By Randle Loeb on Sep 10, 2009 | In Caring and Surviving, Citizenship and Stewards By Randle Loeb
Ethics in Government and Human Relations
Real relationships are uninfluenced by power and control. They’re determined by caring for others and listening. Few of us have a real relationship to anyone. Animals provide this unconditional connection with people who have no other way to trust. Often the animals that are nurtured for their companionship do not have authentic care and attention with love irrespective of whether they are old or ill.
In this life, seldom does anyone understand the anguish and suffering of another. My vocation is listening and understanding the pain that people feel who are separated from anyone who cares for them genuinely. Many animals are treated far more caringly than the people who I know. This is unconscionable in a world where we have always lived in a clan.
The deprivation and moral decay of our social construct is no where more obvious than in the treatment of the poor. “The Wretched of the Earth,” Franz Fanon, the famous French psychologist once remarked, are pushed to the limits of what they are able to endure and then lash out in desperation and a last gasp before dying. His assessment of this situation applies to everyone who has been discriminated against, treated unjustly, ignored, vilified for the sake of power and control, forgotten and dismissed as of no matter of importance.

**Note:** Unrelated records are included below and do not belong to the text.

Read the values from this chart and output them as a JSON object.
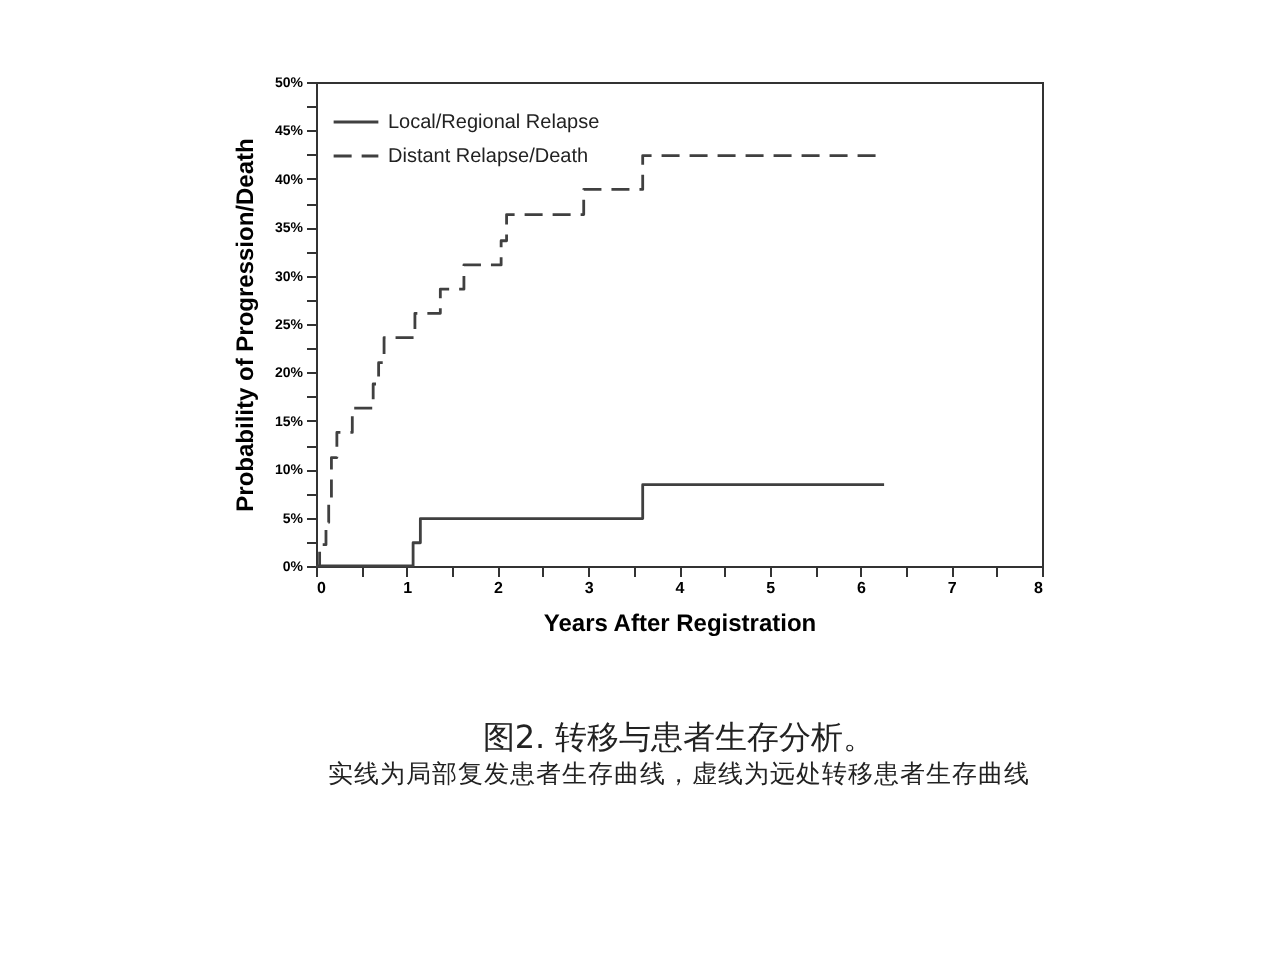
{
  "chart_data": {
    "type": "step",
    "title": "图2. 转移与患者生存分析。",
    "subtitle": "实线为局部复发患者生存曲线，虚线为远处转移患者生存曲线",
    "xlabel": "Years After Registration",
    "ylabel": "Probability of Progression/Death",
    "series": [
      {
        "name": "Local/Regional Relapse",
        "color": "#404040",
        "line_style": "solid",
        "x": [
          0.04,
          1.07,
          1.15,
          3.6,
          6.26
        ],
        "values": [
          0,
          2.4,
          4.9,
          8.4,
          8.4
        ]
      },
      {
        "name": "Distant Relapse/Death",
        "color": "#404040",
        "line_style": "dashed",
        "x": [
          0.0,
          0.04,
          0.11,
          0.14,
          0.17,
          0.23,
          0.4,
          0.63,
          0.69,
          0.75,
          1.09,
          1.37,
          1.63,
          2.04,
          2.1,
          2.95,
          3.6,
          6.18
        ],
        "values": [
          0,
          2.2,
          4.5,
          7.0,
          11.2,
          13.8,
          16.3,
          18.8,
          21.0,
          23.6,
          26.1,
          28.6,
          31.1,
          33.6,
          36.3,
          38.9,
          42.4,
          42.4
        ]
      }
    ],
    "xlim": [
      0,
      8
    ],
    "xticks": [
      0,
      {
        "value": 0.5,
        "label": null
      },
      1,
      {
        "value": 1.5,
        "label": null
      },
      2,
      {
        "value": 2.5,
        "label": null
      },
      3,
      {
        "value": 3.5,
        "label": null
      },
      4,
      {
        "value": 4.5,
        "label": null
      },
      5,
      {
        "value": 5.5,
        "label": null
      },
      6,
      {
        "value": 6.5,
        "label": null
      },
      7,
      {
        "value": 7.5,
        "label": null
      },
      8
    ],
    "ylim": [
      0,
      50
    ],
    "yticks": [
      {
        "value": 0,
        "label": "0%"
      },
      {
        "value": 2.5,
        "label": null
      },
      {
        "value": 5,
        "label": "5%"
      },
      {
        "value": 7.5,
        "label": null
      },
      {
        "value": 10,
        "label": "10%"
      },
      {
        "value": 12.5,
        "label": null
      },
      {
        "value": 15,
        "label": "15%"
      },
      {
        "value": 17.5,
        "label": null
      },
      {
        "value": 20,
        "label": "20%"
      },
      {
        "value": 22.5,
        "label": null
      },
      {
        "value": 25,
        "label": "25%"
      },
      {
        "value": 27.5,
        "label": null
      },
      {
        "value": 30,
        "label": "30%"
      },
      {
        "value": 32.5,
        "label": null
      },
      {
        "value": 35,
        "label": "35%"
      },
      {
        "value": 37.5,
        "label": null
      },
      {
        "value": 40,
        "label": "40%"
      },
      {
        "value": 42.5,
        "label": null
      },
      {
        "value": 45,
        "label": "45%"
      },
      {
        "value": 47.5,
        "label": null
      },
      {
        "value": 50,
        "label": "50%"
      }
    ],
    "grid": false,
    "legend": "top left"
  }
}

Our present circumstances are the worst that have ever been possible. Humanity has taken much abuse and divisiveness by the leaders and those who have had power. No where is this more evident than in human relations. No one has the right to decide in a back room the fate of a person. No one has the right to lift a finger in violence toward another. No one has the right to dismiss another as unwelcome and unlovable simply because the person is different or does not serve the purpose of the people in control.
We must learn to share and to capitulate to humble grace as stewards of all that is holy in relationship to the world. Let us remember who we are and what we are doing in the simplest expression of regard, in the countenance of one person with another as compassionate and listening allies and advocates for the achievements of our neighbors here in this world and in all relationships that we sustain.